Uno ha leído estas líneas con la sensación de haberlas escrito durante años y con la certeza de poder trazarlas sin necesidad de poblar una pantalla, una libreta o unas cuartillas, porque contar historias es un ocio antiguo aunque hoy parezca un moderno negocio. Siempre he creído que un narrador es algo más que un funcionario de la prosa, una criatura mediática o una vedette editorial, porque un narrador lo es ante todo por placer, y si está enfermo terminal de literatosis, mejor. Uno respeta a quienes escriben por comprometidos, como denuncia o para transformar el mundo, mas no ignoro que nadie respeta a los que escribimos para divertimos.

Y ya que las obras serias son las que se prestan mejor para desentrañar palimpsestos, fonocentrismos, prolepsis y cualquiera de las suertes más semióticas de la crítica deconstructiva, uno quiere advertir a los amables filólogos de guardia que no intenten hallar en mi obra nada semejante, ya que desde que tuve mi primera experiencia textual estoy a favor del texto libre, de las relaciones textuales sin compromiso, del texto por el texto y de la literatura homotextual, bitextual o heterotextual. Y es que un servidor no cree en la escritura como texto de representación, sino como texto de presentación.

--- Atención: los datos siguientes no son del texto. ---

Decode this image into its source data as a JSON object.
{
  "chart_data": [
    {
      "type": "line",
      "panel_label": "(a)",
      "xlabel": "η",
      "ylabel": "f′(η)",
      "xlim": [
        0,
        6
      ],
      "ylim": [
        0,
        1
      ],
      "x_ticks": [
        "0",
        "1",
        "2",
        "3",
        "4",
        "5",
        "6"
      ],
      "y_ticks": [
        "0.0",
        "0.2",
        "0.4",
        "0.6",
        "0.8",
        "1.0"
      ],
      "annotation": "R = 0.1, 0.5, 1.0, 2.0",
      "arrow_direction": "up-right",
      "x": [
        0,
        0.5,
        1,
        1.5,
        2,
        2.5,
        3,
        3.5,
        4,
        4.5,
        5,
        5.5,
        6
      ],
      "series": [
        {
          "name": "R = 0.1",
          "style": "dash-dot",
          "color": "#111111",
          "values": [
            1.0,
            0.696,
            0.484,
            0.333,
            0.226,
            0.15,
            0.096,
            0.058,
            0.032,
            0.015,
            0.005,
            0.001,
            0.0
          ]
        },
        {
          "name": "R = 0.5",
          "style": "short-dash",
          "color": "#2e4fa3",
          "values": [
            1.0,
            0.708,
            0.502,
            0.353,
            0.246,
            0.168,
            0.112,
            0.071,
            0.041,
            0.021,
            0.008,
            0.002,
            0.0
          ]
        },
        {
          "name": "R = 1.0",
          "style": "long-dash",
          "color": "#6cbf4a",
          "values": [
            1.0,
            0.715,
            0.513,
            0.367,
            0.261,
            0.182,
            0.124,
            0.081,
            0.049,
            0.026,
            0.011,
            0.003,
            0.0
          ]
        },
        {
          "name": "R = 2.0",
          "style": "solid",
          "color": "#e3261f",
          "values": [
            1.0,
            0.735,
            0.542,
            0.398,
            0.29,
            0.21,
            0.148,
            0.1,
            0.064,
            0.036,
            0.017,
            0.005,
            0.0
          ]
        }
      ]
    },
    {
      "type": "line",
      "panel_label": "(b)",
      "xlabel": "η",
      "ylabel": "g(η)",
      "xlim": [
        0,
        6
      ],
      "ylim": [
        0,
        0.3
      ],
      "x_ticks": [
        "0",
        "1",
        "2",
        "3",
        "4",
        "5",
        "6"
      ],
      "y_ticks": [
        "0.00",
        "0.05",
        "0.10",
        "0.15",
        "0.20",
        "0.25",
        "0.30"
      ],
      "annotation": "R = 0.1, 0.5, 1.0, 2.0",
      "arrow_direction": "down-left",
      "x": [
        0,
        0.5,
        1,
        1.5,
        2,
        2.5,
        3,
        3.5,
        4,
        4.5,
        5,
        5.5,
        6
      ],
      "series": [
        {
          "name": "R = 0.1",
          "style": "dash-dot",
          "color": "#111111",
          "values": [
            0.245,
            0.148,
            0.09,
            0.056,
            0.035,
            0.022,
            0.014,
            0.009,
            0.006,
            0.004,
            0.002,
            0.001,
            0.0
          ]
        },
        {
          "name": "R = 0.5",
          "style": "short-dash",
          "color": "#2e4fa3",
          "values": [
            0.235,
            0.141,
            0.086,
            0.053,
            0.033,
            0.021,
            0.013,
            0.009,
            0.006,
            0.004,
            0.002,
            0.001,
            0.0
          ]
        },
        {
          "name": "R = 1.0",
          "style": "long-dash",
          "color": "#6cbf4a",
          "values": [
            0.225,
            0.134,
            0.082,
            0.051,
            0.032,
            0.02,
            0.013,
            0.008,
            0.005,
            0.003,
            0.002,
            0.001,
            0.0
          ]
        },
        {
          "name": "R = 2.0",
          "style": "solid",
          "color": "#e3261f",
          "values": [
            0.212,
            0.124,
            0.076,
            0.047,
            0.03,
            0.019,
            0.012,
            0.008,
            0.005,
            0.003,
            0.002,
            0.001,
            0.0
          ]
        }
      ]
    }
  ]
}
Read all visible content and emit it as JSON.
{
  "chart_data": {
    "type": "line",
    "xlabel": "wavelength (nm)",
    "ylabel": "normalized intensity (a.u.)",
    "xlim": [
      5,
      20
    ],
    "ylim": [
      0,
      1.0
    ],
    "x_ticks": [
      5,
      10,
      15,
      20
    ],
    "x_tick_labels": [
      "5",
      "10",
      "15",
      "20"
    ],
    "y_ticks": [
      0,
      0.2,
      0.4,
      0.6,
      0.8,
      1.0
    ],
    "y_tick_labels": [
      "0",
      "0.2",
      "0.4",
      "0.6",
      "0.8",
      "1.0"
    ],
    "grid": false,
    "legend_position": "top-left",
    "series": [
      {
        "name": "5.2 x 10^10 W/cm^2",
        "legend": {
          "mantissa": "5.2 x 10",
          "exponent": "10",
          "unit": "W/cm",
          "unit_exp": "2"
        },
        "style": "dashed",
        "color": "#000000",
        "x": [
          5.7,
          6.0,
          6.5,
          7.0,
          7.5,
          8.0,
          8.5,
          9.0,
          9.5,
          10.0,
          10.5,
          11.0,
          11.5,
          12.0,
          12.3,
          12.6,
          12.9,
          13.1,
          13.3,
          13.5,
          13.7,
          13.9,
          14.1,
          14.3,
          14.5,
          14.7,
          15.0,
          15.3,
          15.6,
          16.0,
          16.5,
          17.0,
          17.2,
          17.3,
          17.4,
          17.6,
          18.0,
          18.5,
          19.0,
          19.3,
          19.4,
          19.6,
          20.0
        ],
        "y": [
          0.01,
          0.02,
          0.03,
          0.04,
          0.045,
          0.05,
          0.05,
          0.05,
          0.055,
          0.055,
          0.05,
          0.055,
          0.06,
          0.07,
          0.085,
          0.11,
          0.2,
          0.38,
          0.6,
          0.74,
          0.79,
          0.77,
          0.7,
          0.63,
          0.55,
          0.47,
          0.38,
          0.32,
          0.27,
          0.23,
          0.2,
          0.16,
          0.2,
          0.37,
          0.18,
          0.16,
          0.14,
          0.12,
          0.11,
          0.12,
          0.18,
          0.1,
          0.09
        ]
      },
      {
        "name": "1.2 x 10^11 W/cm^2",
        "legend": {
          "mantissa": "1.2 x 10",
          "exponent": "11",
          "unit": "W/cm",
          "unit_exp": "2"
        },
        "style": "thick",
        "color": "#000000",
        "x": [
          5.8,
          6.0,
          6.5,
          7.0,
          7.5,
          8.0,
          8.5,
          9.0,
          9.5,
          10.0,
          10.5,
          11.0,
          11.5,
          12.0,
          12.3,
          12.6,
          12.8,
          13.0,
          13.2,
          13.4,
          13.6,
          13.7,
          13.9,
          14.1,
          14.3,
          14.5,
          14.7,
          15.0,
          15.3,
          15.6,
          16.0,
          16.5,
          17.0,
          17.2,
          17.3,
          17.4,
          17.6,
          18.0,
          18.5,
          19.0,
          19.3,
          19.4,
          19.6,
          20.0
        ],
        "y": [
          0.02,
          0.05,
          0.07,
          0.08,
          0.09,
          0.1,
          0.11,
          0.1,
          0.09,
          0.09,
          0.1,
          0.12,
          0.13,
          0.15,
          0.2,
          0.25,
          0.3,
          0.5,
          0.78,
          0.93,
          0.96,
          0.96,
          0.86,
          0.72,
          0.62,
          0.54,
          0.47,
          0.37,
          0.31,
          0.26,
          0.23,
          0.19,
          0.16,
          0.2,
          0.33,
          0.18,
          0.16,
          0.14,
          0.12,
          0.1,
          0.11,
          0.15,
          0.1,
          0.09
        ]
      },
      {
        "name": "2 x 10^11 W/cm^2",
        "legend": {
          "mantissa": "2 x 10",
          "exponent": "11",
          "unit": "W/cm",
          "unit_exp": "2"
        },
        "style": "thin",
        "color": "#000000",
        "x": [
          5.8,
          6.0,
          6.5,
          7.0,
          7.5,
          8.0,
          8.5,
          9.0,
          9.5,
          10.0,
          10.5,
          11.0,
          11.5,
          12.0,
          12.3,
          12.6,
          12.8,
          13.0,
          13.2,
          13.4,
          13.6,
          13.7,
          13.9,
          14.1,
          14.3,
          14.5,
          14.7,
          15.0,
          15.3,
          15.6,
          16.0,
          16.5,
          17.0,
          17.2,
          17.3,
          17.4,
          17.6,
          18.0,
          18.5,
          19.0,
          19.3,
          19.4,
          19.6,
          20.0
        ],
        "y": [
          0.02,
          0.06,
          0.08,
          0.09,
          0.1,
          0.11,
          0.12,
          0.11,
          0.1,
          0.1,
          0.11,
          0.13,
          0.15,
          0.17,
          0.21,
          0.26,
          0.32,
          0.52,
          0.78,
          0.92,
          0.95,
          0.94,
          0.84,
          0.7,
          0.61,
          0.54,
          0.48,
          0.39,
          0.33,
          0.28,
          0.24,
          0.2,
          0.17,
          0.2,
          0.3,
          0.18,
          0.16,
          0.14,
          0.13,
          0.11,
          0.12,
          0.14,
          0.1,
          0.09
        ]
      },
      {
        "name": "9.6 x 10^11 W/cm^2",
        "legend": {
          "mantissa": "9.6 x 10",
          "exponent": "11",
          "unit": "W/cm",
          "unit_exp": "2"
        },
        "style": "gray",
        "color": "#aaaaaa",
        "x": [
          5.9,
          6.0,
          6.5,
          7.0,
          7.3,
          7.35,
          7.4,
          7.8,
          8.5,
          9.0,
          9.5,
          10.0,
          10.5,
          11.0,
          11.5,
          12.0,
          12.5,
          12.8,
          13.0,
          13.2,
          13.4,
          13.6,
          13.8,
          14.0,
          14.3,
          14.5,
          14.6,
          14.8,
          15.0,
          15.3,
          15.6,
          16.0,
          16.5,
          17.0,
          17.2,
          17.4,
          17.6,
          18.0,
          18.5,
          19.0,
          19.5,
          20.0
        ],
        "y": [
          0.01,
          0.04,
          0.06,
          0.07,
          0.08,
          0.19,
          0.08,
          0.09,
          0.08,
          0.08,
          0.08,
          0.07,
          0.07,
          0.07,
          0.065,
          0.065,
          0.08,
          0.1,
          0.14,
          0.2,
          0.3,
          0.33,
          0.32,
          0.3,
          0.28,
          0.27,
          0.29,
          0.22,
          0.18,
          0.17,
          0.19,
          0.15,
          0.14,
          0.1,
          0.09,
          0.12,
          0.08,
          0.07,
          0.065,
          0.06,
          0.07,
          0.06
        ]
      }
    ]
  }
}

Uno quiere reivindicar aquí y ahora la felicidad de leer y escribir, la alegría de contar y la dicha de comentar. ¿Qué me lleva si no a recrear mi infancia, confesar mis fracasos amorosos o compartir mi sentido del humor, si no es la necesidad de gozar? Hace unos años conocí a un profesor americano que me admitió que ya no leía literatura –“una pérdida de tiempo”, dijo– sino exclusivamente crítica o crítica de la crítica, aunque no epistemología, porque aquel profesor tampoco creía en logos. Uno desearía tener cómplices antes que críticos así, pues créanme que cuando alguien quiere narrar por el mero placer de hacerla, el texto es solo un pretexto para disfrutar.